Miłość jest cierpliwa i życzliwa. Aktywnie czeka i aktywnie działa dla dobra innych. Z drugiej strony, miłość nie zazdrości ani nie chełpi się, nawet jeśli chodzi o duchowe dary siebie lub innych. Miłość nie jest arogancka, przekonana o swojej wyższości nad innymi. Miłość nie jest niegrzeczna, co oznacza, że nie działa nieprzyzwoicie, nie grzeszy i nie łamie norm kulturowych, aby zwrócić uwagę na siebie.
Ci, którzy kochają w ten sposób, zrezygnowali z szukania przede wszystkim własnego statusu i satysfakcji. , naprawdę angażują się w szukanie dobra dla innych wierzących.

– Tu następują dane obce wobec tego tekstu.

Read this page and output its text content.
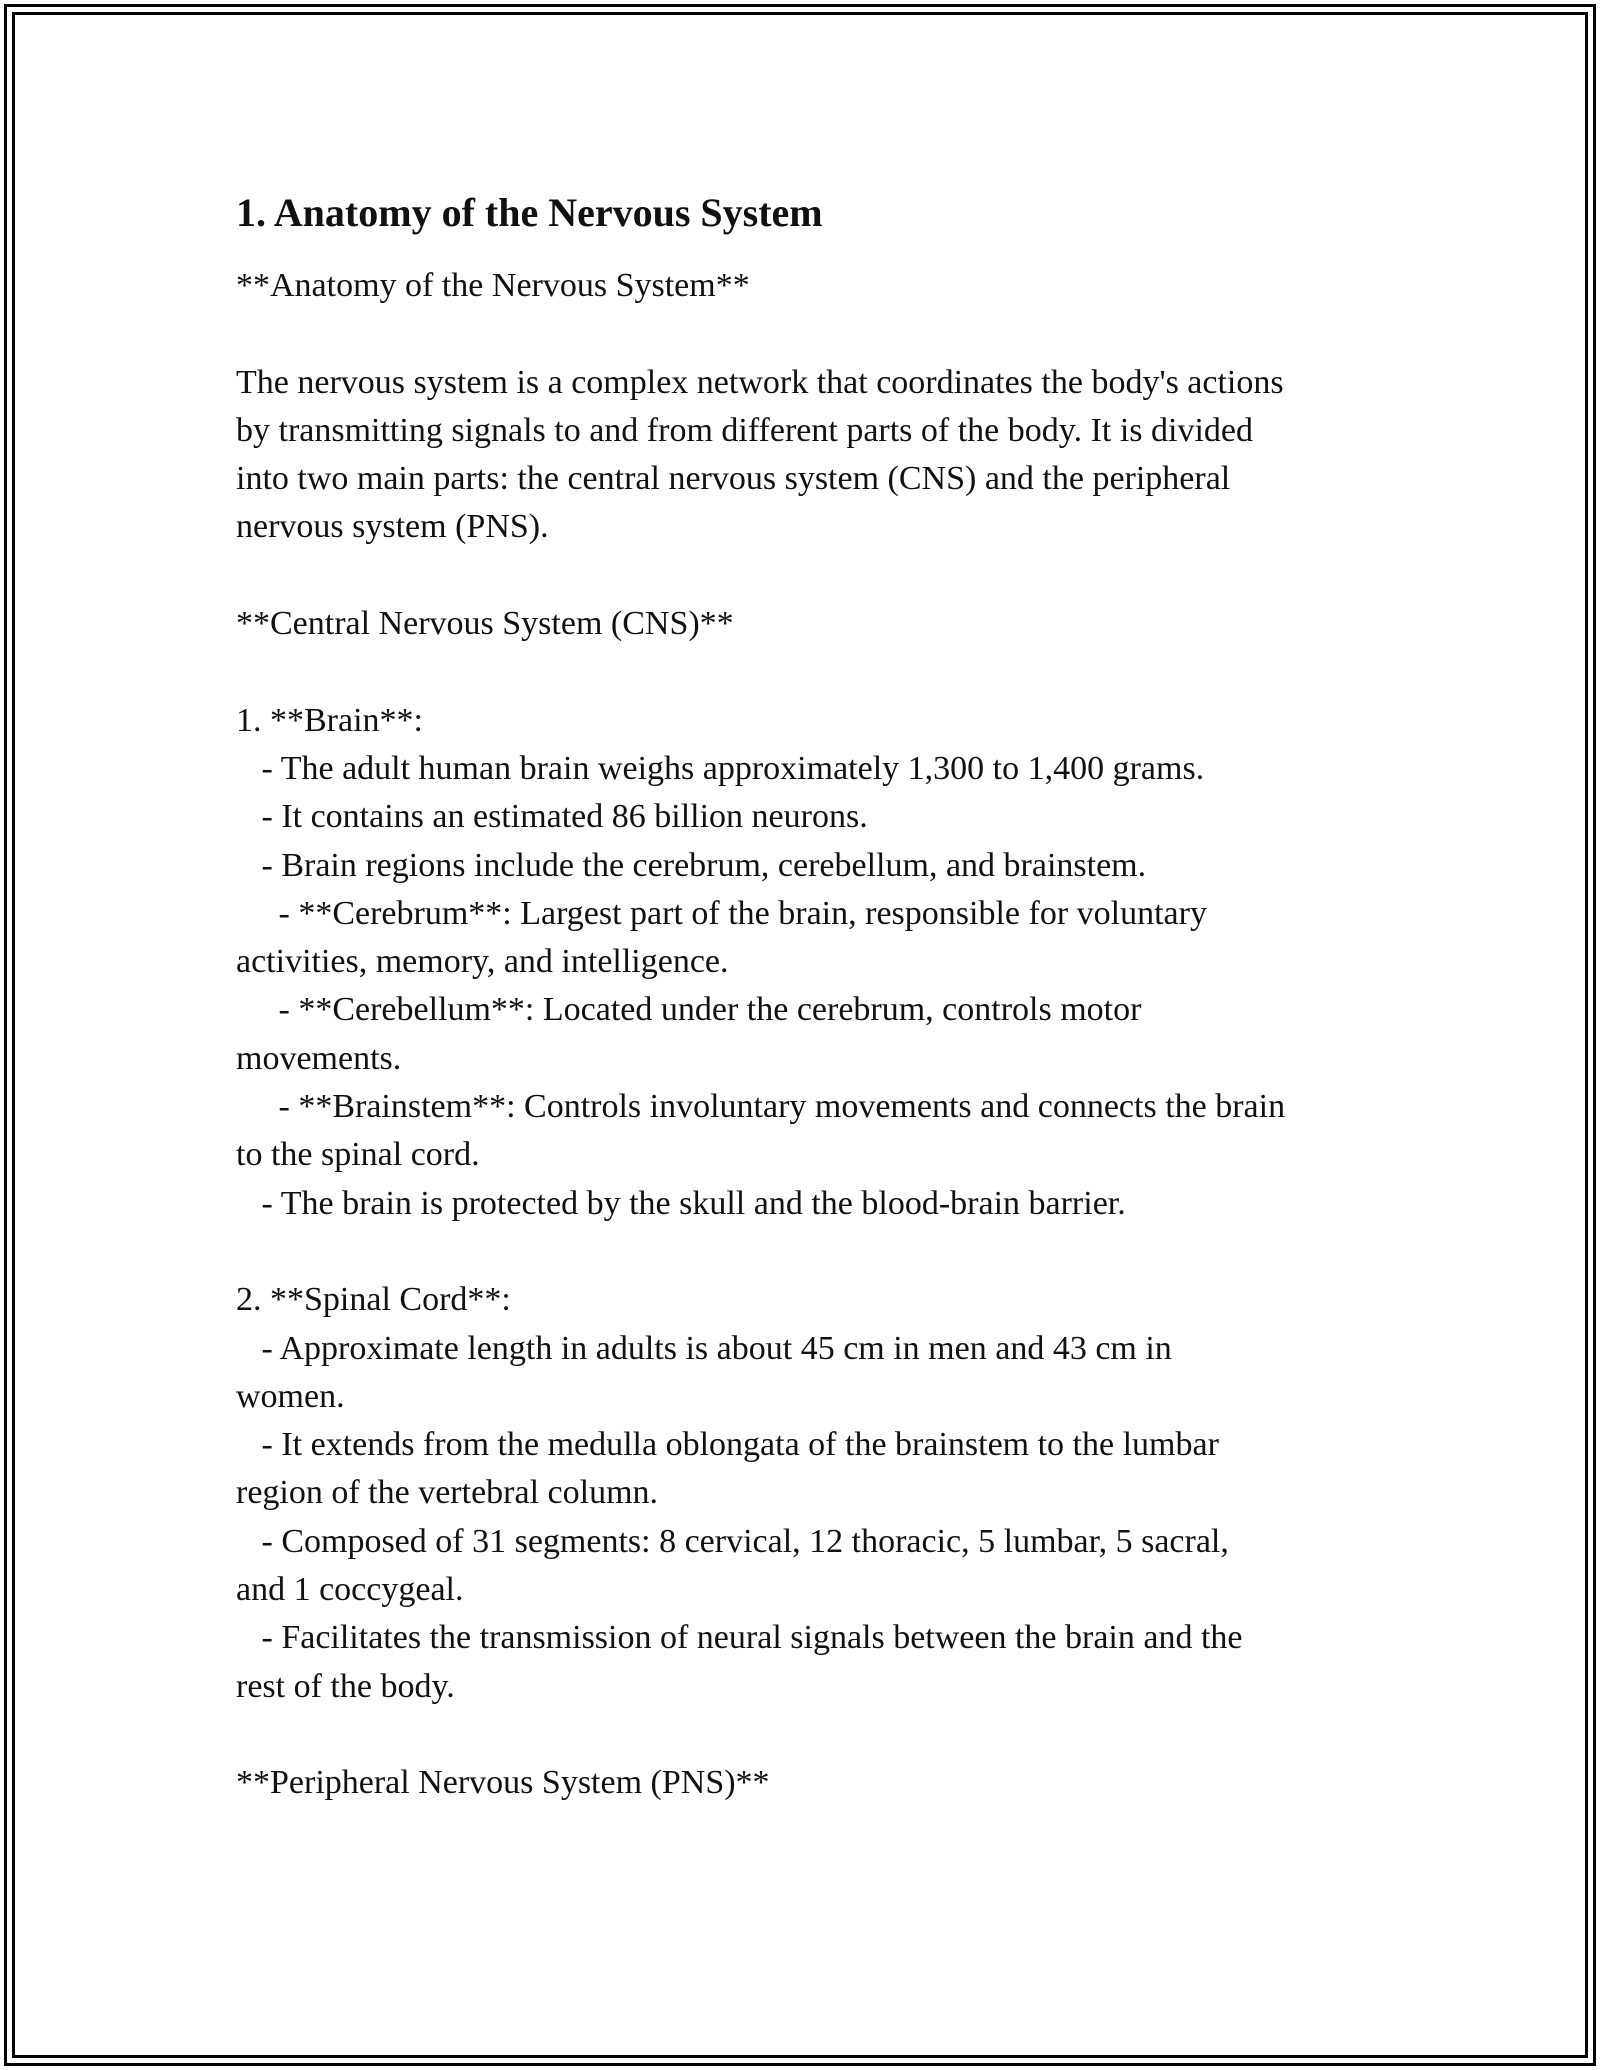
1. Anatomy of the Nervous System
**Anatomy of the Nervous System**

The nervous system is a complex network that coordinates the body's actions
by transmitting signals to and from different parts of the body. It is divided
into two main parts: the central nervous system (CNS) and the peripheral
nervous system (PNS).

**Central Nervous System (CNS)**

1. **Brain**:
- The adult human brain weighs approximately 1,300 to 1,400 grams.
- It contains an estimated 86 billion neurons.
- Brain regions include the cerebrum, cerebellum, and brainstem.
- **Cerebrum**: Largest part of the brain, responsible for voluntary
activities, memory, and intelligence.
- **Cerebellum**: Located under the cerebrum, controls motor
movements.
- **Brainstem**: Controls involuntary movements and connects the brain
to the spinal cord.
- The brain is protected by the skull and the blood-brain barrier.

2. **Spinal Cord**:
- Approximate length in adults is about 45 cm in men and 43 cm in
women.
- It extends from the medulla oblongata of the brainstem to the lumbar
region of the vertebral column.
- Composed of 31 segments: 8 cervical, 12 thoracic, 5 lumbar, 5 sacral,
and 1 coccygeal.
- Facilitates the transmission of neural signals between the brain and the
rest of the body.

**Peripheral Nervous System (PNS)**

Z tego powodu nie denerwują się ani nie denerwują, gdy inni ludzie wchodzą im w drogę. To inni ludzie są celem, a nie przeszkodą. Miłość oznacza również prawdziwe uwolnienie się od przeszłych zranień, zamiast ich gromadzenia i rejestrowania krzywd.
Miłość nie chce czerpać radości lub przyjemności z niewłaściwego postępowania. Zamiast tego deklaruje, że było to prawdą, warto przede wszystkim celebrować. Miłość kocha prawdę. Miłość nie wyznacza granic miłości. Miłość nie oznajmia: „Tak daleko i nie dalej”. Miłość znosi wszystko dla dobra innych wierzących. Jest to prawdą, nawet jeśli oznacza to kochanie od większego dystans pozwalający uniknąć czynnego znęcania się nad innymi.
Podobnie, miłość wierzy we wszystko, spychając ciężar prawdy na innych, zamiast dźwigać ciężar odkrywania fałszu. Miłość nie przestaje mieć nadziei, że inni wierzący czynią dobro, bez względu na to dowody przeszłości. Miłość nie ustaje, gdy piętrzą się próby życia. Miłość trwa.
Paweł podsumowuje to: Miłość nigdy nie zawodzi. Chrześcijanie mogą nie kochać, jak wyraźnie wykazali Koryntianie, ale rodzaj miłości Boga będzie zawsze być skutecznym. W przeciwieństwie do darów duchowych, które nie będą już potrzebne, gdy przyjdzie Chrystus, miłość będzie trwać wiecznie (1 Koryntian 13: 4–8).
Tego dnia chrześcijanie będą wiedzieli, tak jak Bóg zna nas teraz. Do tego czasu dary duchowe zapewniają częściową wiedzę o tym, co ma nadejść. Zarówno teraz, jak i wtedy miłość pozostanie największą ze wszystkich cnót (1 Koryntian 13: 9–13).